Member of the Gilgit-Baltistan Assembly
- In office 2015 – 5 February 2020
- Constituency: GBA-24 Ghanche-III

Personal details
- Died: 5 February 2020 Islamabad, Pakistan
- Party: Pakistan Muslim League (N)
- Children: Asad Shafiq (son)

= Mohammad Shafiq (politician) =

Pakistan politician (died 2020)

Mohammad Shafiq (died 5 February 2020) was a Pakistani politician from Gilgit-Baltistan belonging to Pakistan Muslim League (N). He was a member of the Gilgit-Baltistan Assembly. He was a minister of the Government of Gilgit-Baltistan too.

==Political career==
He contested the 2004 Northern Areas Legislative Council election from NA-24 Ghanche-III as a candidate of Pakistan Muslim League (Q), but was unsuccessful. He was defeated by Muhammad Ismail, a candidate of Pakistan People's Party (PPP).

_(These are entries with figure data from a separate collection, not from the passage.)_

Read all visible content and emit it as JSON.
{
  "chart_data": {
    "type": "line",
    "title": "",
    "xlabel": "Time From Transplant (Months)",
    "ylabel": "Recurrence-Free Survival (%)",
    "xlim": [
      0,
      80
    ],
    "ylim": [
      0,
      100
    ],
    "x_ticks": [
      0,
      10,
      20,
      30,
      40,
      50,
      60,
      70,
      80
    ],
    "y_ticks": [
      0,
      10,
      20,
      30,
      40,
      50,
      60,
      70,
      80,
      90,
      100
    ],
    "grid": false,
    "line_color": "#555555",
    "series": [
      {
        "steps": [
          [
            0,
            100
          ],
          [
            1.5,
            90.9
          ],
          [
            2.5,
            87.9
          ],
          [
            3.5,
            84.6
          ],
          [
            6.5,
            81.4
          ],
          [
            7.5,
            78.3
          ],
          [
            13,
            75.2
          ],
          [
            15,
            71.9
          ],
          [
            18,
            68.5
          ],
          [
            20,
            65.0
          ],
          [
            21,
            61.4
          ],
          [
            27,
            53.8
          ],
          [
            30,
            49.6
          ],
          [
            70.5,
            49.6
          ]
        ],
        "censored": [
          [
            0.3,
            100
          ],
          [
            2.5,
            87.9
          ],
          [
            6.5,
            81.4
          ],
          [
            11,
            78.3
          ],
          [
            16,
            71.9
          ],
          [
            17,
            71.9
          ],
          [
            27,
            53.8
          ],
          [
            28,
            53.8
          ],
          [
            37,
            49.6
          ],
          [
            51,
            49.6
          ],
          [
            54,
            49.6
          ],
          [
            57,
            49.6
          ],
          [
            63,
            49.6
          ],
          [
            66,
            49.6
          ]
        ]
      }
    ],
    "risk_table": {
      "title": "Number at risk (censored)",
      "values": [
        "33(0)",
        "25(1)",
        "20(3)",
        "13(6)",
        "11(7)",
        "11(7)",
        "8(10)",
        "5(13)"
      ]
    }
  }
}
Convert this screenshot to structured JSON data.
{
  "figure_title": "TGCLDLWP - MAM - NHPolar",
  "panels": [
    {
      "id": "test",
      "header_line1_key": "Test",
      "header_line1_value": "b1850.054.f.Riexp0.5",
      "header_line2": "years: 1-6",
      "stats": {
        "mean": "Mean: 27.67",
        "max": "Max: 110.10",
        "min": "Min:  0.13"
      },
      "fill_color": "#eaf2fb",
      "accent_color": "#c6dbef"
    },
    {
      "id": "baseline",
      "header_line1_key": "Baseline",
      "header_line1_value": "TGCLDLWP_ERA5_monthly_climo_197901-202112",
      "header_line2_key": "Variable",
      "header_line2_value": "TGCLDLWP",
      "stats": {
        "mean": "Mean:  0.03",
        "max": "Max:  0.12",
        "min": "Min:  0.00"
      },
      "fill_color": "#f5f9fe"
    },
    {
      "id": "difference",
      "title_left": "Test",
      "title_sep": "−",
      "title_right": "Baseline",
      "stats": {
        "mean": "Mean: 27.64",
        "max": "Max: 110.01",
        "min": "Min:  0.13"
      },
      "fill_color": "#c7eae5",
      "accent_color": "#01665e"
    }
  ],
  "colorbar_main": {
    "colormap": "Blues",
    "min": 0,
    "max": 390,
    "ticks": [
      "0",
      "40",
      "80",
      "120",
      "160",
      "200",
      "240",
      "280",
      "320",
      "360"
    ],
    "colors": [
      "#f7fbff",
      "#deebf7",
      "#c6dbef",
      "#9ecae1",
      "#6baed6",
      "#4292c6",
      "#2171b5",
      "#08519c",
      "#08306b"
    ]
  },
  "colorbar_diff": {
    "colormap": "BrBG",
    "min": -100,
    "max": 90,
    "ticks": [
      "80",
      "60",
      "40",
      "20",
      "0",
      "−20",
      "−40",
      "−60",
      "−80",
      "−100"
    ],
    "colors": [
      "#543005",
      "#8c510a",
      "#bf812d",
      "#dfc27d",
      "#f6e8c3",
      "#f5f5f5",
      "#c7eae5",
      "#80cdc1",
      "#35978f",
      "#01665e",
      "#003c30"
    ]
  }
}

He contested the 2009 Gilgit-Baltistan Assembly election from GBA-24 Ghanche-III as a candidate of Pakistan Muslim League (N) (PML(N)), but was unsuccessful. He received 4,067 votes and was defeated by Muhammad Ismail, a candidate of PPP.

He was elected as a member of the Gilgit-Baltistan Legislative Assembly from GBA-24 Ghanche-III in the 2015 Gilgit-Baltistan Assembly election. He received 5,226 votes and defeated Muhammad Ismail, a candidate of PPP. Ismail challenged these results and on 4 June 2020, the Election Commission Gilgit-Baltistan (ECGB) posthumously de-notified Shafiq. This was due to a judgement by an election tribunal on 30 March 2020 and an order by the Gilgit-Baltistan Chief Court on 28 May 2020.

He served as the Minister for Mines and Minerals, Industries, Labour & Commerce and Food of the Government of Gilgit-Baltistan.

== Death ==
Shafiq died of cardiac arrest in Islamabad on 5 February 2020.